From buses and trains there was likewise constant opportunity to spy and spot. Romantic titles like The King and I adorned a theatre entrance. Psycho on a cinema led me to the sexy Americanism "motel".
Half a century on, the habit endures, particularly while listening to a corporate personage urge us to "utilise service providers and culturally relevant resources to maximise best-practice outcomes".
A recent return journey to WA's south-western tip puts me in mind of those lazy gaze-y days. Noting the name of our first stop en route, I wonder: "However did Cockburn come to be pronounced 'Coe-burn'?" Later: "Ah, how gorgeous and green, those paddocks . . . June is such a sensible season to travel in the South West." Near Mandurah, a Mandjoogoordap Drive: "Must put that name on a postcard to England."
"For this holiday in Augusta, the bus, shall we?" I had proposed riskily to my wife, Jo. She's American. Texan, actually. People of her ilk, brought up in a small town in the largest State of the Union (except for Alaska, which Texans barely recognise) simply don't do buses. However, I persevered and we did.
At East Perth terminal, Greg of TransWA is an antidote to every macho, cyclist-hating coach driver you ever met. As well as steering us south, he has something extra. He knows every passenger's name, without checking his list. "Here's your bag, Nicola." "Yes, Phil, you do have time to buy a coffee before we press on to Capel." Impressive.
Greg has other qualities. He does not tell awful jokes and actually likes the customers.
Looking out of the window after Busselton , I wonder if Nicola, sitting behind me, may want to know that the word "bus" is an abbreviation of "omnibus". Probably not. I discover instead that she lives in Canada.
The only reason she is bussing it today is that, though her father was willing to lend his car, "it is such a bomb that I'd rather get to Margaret River in one piece".
And the loudspeaker music? Enya at mid-volume. "Will ye go, lassie, go," she sings. I'm in an excellent mood. The term omnibus, meaning "for all", was once applied widely to road carriages that nearly a century ago offered a mass-transport alternative to trains.

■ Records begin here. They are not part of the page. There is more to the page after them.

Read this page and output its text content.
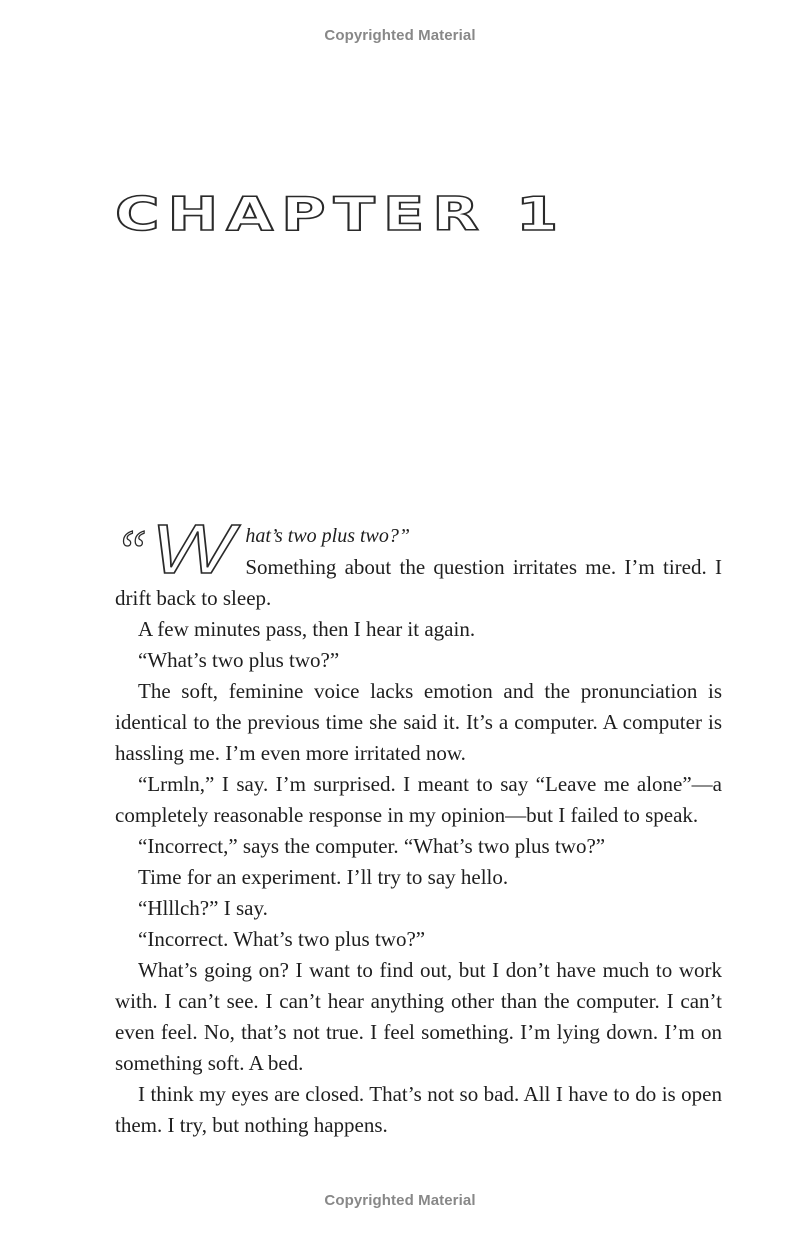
Copyrighted Material
CHAPTER 1

“ W hat’s two plus two?”
Something about the question irritates me. I’m tired. I drift back to sleep.

A few minutes pass, then I hear it again.

“What’s two plus two?”

The soft, feminine voice lacks emotion and the pronunciation is identical to the previous time she said it. It’s a computer. A computer is hassling me. I’m even more irritated now.

“Lrmln,” I say. I’m surprised. I meant to say “Leave me alone”—a completely reasonable response in my opinion—but I failed to speak.

“Incorrect,” says the computer. “What’s two plus two?”

Time for an experiment. I’ll try to say hello.

“Hlllch?” I say.

“Incorrect. What’s two plus two?”

What’s going on? I want to find out, but I don’t have much to work with. I can’t see. I can’t hear anything other than the computer. I can’t even feel. No, that’s not true. I feel something. I’m lying down. I’m on something soft. A bed.

I think my eyes are closed. That’s not so bad. All I have to do is open them. I try, but nothing happens.

Copyrighted Material
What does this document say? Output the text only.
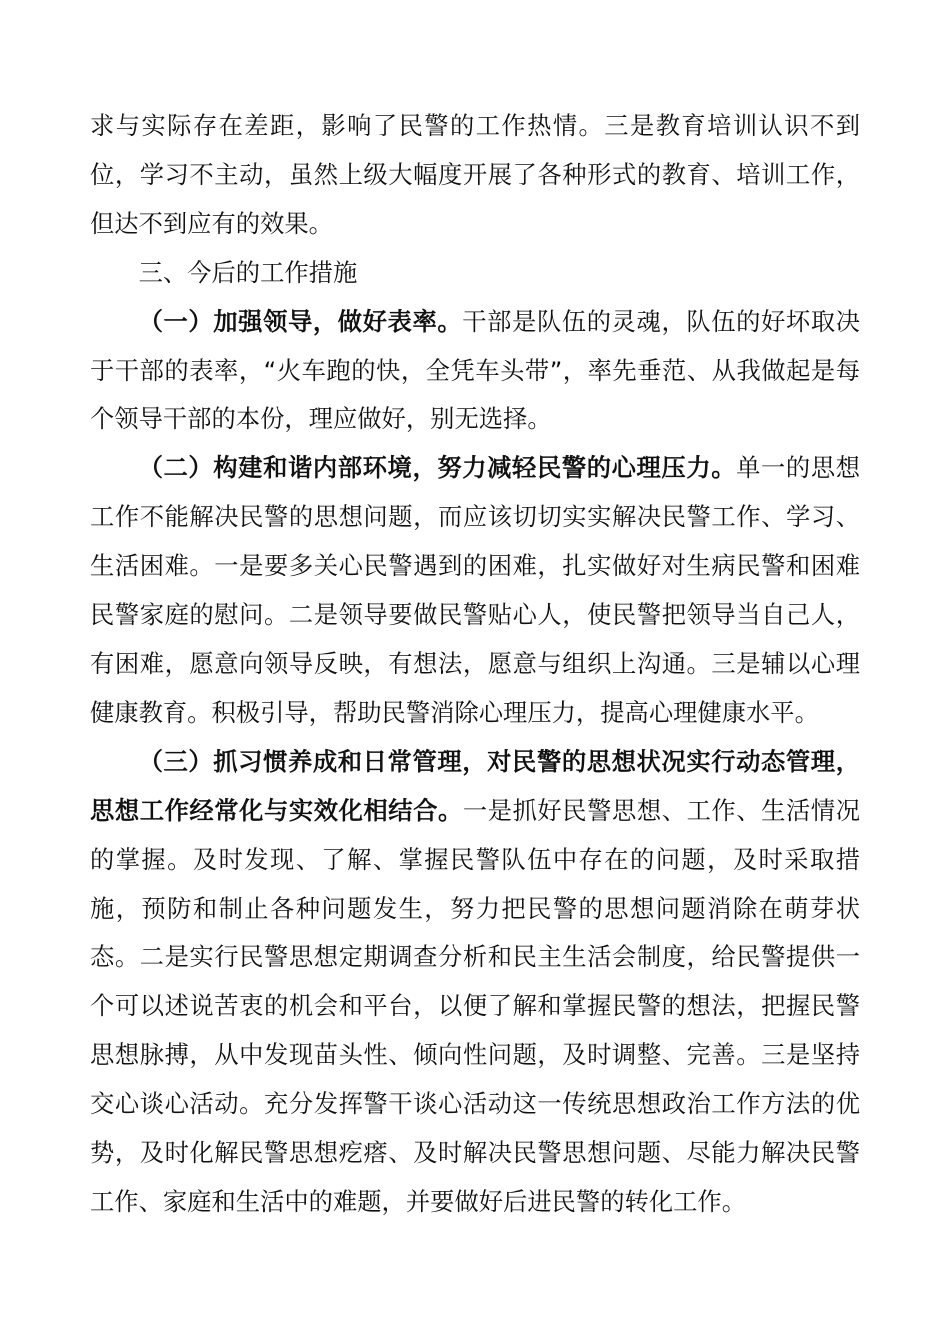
求与实际存在差距，影响了民警的工作热情。三是教育培训认识不到位，学习不主动，虽然上级大幅度开展了各种形式的教育、培训工作，但达不到应有的效果。

三、今后的工作措施

（一）加强领导，做好表率。干部是队伍的灵魂，队伍的好坏取决于干部的表率，“火车跑的快，全凭车头带”，率先垂范、从我做起是每个领导干部的本份，理应做好，别无选择。

（二）构建和谐内部环境，努力减轻民警的心理压力。单一的思想工作不能解决民警的思想问题，而应该切切实实解决民警工作、学习、生活困难。一是要多关心民警遇到的困难，扎实做好对生病民警和困难民警家庭的慰问。二是领导要做民警贴心人，使民警把领导当自己人，有困难，愿意向领导反映，有想法，愿意与组织上沟通。三是辅以心理健康教育。积极引导，帮助民警消除心理压力，提高心理健康水平。

（三）抓习惯养成和日常管理，对民警的思想状况实行动态管理，思想工作经常化与实效化相结合。一是抓好民警思想、工作、生活情况的掌握。及时发现、了解、掌握民警队伍中存在的问题，及时采取措施，预防和制止各种问题发生，努力把民警的思想问题消除在萌芽状态。二是实行民警思想定期调查分析和民主生活会制度，给民警提供一个可以述说苦衷的机会和平台，以便了解和掌握民警的想法，把握民警思想脉搏，从中发现苗头性、倾向性问题，及时调整、完善。三是坚持交心谈心活动。充分发挥警干谈心活动这一传统思想政治工作方法的优势，及时化解民警思想疙瘩、及时解决民警思想问题、尽能力解决民警工作、家庭和生活中的难题，并要做好后进民警的转化工作。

Nowadays it survives in such phrases as "omnibus edition" of books or DVDs, but in the transport sense its use is merely quaint. On our trip back from Augusta to Perth, however, the heavens send good reason to recall the "all-in-this-together" sense.

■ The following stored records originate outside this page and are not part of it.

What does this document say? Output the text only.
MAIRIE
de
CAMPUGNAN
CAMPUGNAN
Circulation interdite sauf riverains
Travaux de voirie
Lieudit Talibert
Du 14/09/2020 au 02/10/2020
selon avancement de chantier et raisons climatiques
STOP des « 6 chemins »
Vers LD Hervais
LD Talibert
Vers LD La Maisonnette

It is a Sunday of such wind and rainstorms as to please only movie directors seeking a suitable backdrop for dastardly deeds in a rickety mansion on a hill. Driver Ron is telling base in Bunbury that it "is like a war zone down here". As we turn into Cowaramup Road, a pile of timber and leaves is proof of a battle that trees have lost.

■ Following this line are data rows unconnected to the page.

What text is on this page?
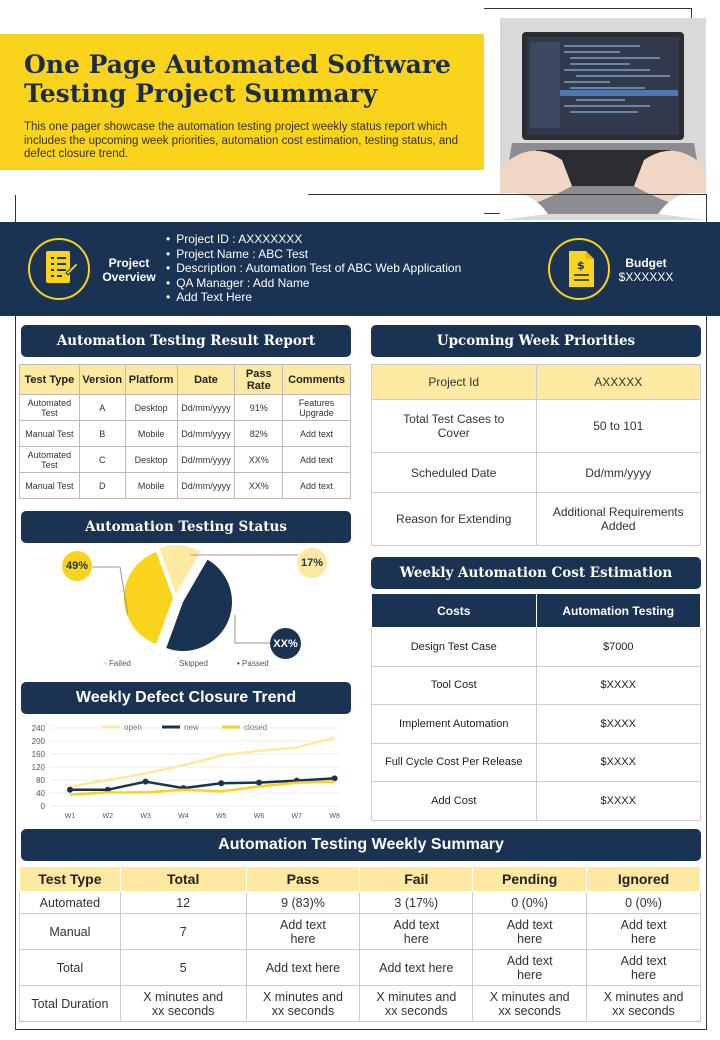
One Page Automated Software Testing Project Summary
This one pager showcase the automation testing project weekly status report which includes the upcoming week priorities, automation cost estimation, testing status, and defect closure trend.
Project Overview
• Project ID : AXXXXXXX
• Project Name : ABC Test
• Description : Automation Test of ABC Web Application
• QA Manager : Add Name
• Add Text Here
$	Budget
$XXXXXX
Automation Testing Result Report
Test Type	Version	Platform	Date	Pass Rate	Comments
Automated Test	A	Desktop	Dd/mm/yyyy	91%	Features Upgrade
Manual Test	B	Mobile	Dd/mm/yyyy	82%	Add text
Automated Test	C	Desktop	Dd/mm/yyyy	XX%	Add text
Manual Test	D	Mobile	Dd/mm/yyyy	XX%	Add text
Upcoming Week Priorities
Project Id	AXXXXX
Total Test Cases to Cover	50 to 101
Scheduled Date	Dd/mm/yyyy
Reason for Extending	Additional Requirements Added
Automation Testing Status
49%	17%
XX%
• Failed	• Skipped	• Passed
Weekly Automation Cost Estimation
Costs	Automation Testing
Design Test Case	$7000
Tool Cost	$XXXX
Implement Automation	$XXXX
Full Cycle Cost Per Release	$XXXX
Add Cost	$XXXX
Weekly Defect Closure Trend
0
40
80
120
160
200
240
W1	W2	W3	W4	W5	W6	W7	W8
open	new	closed
Automation Testing Weekly Summary
Test Type	Total	Pass	Fail	Pending	Ignored
Automated	12	9 (83)%	3 (17%)	0 (0%)	0 (0%)
Manual	7	Add text here	Add text here	Add text here	Add text here
Total	5	Add text here	Add text here	Add text here	Add text here
Total Duration	X minutes and xx seconds	X minutes and xx seconds	X minutes and xx seconds	X minutes and xx seconds	X minutes and xx seconds
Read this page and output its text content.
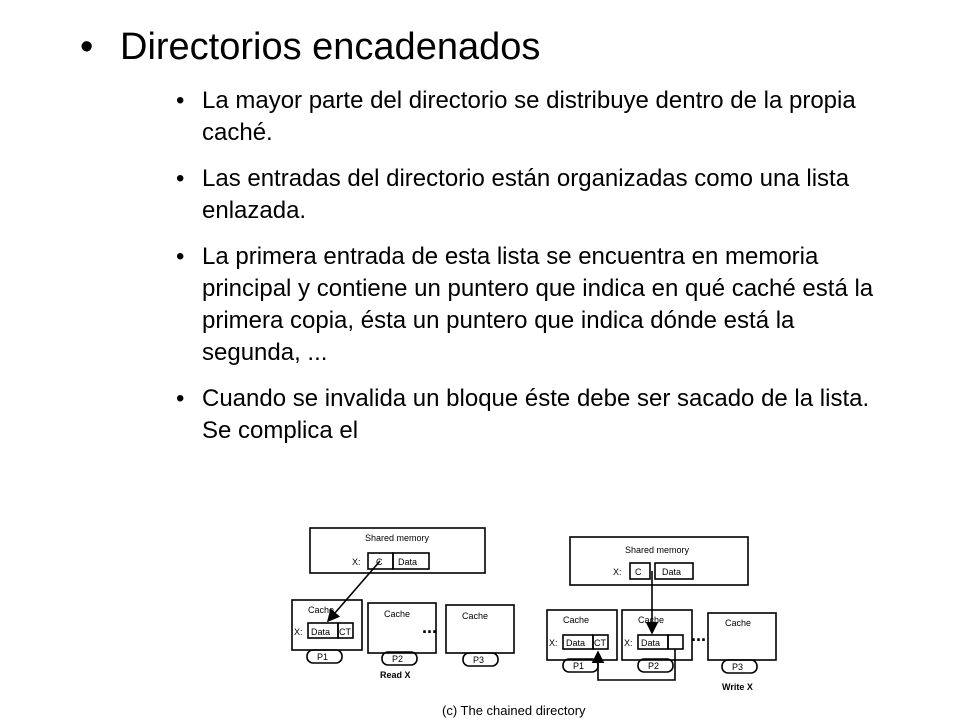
• Directorios encadenados
• La mayor parte del directorio se distribuye dentro de la propia caché.
• Las entradas del directorio están organizadas como una lista enlazada.
• La primera entrada de esta lista se encuentra en memoria principal y contiene un puntero que indica en qué caché está la primera copia, ésta un puntero que indica dónde está la segunda, ...
• Cuando se invalida un bloque éste debe ser sacado de la lista. Se complica el
Shared memory
X: C Data
Cache	Cache	Cache
X: Data CT
P1	P2	P3
Read X
...
Shared memory
X: C Data
Cache	Cache	Cache
X: Data CT X: Data
P1	P2	P3
Write X
...
(c) The chained directory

Ron pulls up and draws a long breath. At least a dozen passengers get out and join him inspecting branches. Some grab a handful and attempt a shove. "Never going to get the bus around this" is the verdict. Phones go to ears. Within 10 minutes a local hero arrives with his front-end loader.
Arriving a little late at East Perth, I reflect that mobile mateship - driver and passengers in common purpose - has carried the turbulent day. It's been a true omnibus journey, bonhomie for all and everyone getting home safe.